Houser’s recollection of the entire evening is clouded, as he was apparently knocked unconscious by the first punch and fell to the floor. White allegedly continued to punch Houser, while various people tried to pull him away. Another of Houser’s friends and the female described the ensuing scene as a melee, with numerous unnamed people pushing and punching others.

Once he (White) was restrained, every pipeliner started throwing chairs, bottles, and trying to push and punch anyone,” Houser’s friend recalled.

There were multiple people holding people back and fighting,” the female stated. “Everyone eventually went out the door.”

Houser’s friends described him as “not of sound mind” for the remainder of the evening. When he first got up from the floor, Houser exited a side door of the bar where he encountered White again in the parking lot. According to police, this is when Houser became the aggressor.

He did not have to confront White,” Carpenter told the Rocket-Courier, noting that this is when the charges evened out.

Another of Houser’s friends attempted to intervene and was hit in the mouth, resulting in several broken teeth. He lay on the ground in a fetal position while being kicked and punched repeatedly. Houser was also struck again several times.

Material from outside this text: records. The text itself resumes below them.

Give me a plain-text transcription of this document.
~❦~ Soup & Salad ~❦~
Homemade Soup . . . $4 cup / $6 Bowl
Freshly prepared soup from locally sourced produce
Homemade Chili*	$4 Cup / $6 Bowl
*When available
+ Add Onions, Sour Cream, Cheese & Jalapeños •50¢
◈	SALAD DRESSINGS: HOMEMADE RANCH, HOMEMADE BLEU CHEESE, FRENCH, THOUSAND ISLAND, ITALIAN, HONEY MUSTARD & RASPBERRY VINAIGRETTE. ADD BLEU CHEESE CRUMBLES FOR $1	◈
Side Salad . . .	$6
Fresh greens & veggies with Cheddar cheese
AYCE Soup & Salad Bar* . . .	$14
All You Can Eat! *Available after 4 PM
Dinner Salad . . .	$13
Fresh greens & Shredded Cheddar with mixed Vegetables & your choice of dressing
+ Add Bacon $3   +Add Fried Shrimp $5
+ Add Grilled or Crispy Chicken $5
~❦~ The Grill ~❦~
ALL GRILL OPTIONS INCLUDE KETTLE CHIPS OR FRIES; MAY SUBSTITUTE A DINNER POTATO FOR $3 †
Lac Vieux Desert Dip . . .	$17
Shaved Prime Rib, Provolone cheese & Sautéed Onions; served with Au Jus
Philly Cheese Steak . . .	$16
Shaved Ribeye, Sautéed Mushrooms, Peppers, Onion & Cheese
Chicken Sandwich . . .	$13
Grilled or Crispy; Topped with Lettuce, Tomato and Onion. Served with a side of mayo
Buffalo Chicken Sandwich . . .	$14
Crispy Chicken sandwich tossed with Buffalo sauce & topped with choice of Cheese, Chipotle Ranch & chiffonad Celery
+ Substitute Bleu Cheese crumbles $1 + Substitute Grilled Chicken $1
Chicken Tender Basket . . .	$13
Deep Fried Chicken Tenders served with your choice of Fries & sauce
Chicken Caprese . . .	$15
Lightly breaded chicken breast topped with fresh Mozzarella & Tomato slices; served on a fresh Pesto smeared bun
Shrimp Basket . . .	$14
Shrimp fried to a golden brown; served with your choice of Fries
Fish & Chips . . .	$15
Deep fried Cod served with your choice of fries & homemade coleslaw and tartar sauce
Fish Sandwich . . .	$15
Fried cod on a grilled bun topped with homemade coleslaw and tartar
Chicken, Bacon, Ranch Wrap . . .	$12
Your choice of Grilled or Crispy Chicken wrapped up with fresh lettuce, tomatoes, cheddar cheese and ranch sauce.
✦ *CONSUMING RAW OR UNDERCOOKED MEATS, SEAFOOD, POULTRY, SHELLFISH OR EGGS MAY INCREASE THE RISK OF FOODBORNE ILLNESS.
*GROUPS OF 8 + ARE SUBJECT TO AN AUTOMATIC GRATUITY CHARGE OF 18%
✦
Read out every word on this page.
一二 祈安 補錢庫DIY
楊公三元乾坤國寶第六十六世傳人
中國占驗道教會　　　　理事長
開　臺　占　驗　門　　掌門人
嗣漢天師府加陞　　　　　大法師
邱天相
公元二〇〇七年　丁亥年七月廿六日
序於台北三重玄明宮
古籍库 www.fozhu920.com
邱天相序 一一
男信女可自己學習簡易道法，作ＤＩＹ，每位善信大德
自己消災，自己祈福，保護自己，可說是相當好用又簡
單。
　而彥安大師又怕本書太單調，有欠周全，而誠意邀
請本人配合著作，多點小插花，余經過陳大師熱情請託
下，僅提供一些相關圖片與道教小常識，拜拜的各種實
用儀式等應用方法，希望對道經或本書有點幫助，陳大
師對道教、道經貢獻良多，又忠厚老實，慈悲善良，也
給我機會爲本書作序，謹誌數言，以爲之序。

According to Houser’s friend, the punching and kicking suddenly stopped after a woman screamed. The female victim told police that she looked down and saw a co-worker, identified in a previous police report as Nathan Schmidt of Waverly, MO, lying face down in the parking lot near the steps and bleeding profusely.

Carpenter arrived at the parking lot to find Schmidt severely injured from a fall that did not appear to be directly related to the fight but more a part of crowd participation. Emergency responders were called to the scene and transported Schmidt by ambulance to Geisinger Wyoming Valley where he succumbed to massive head trauma from striking a retaining wall during the fall. A life flight was called but could not be performed due to a snow storm just leaving the area.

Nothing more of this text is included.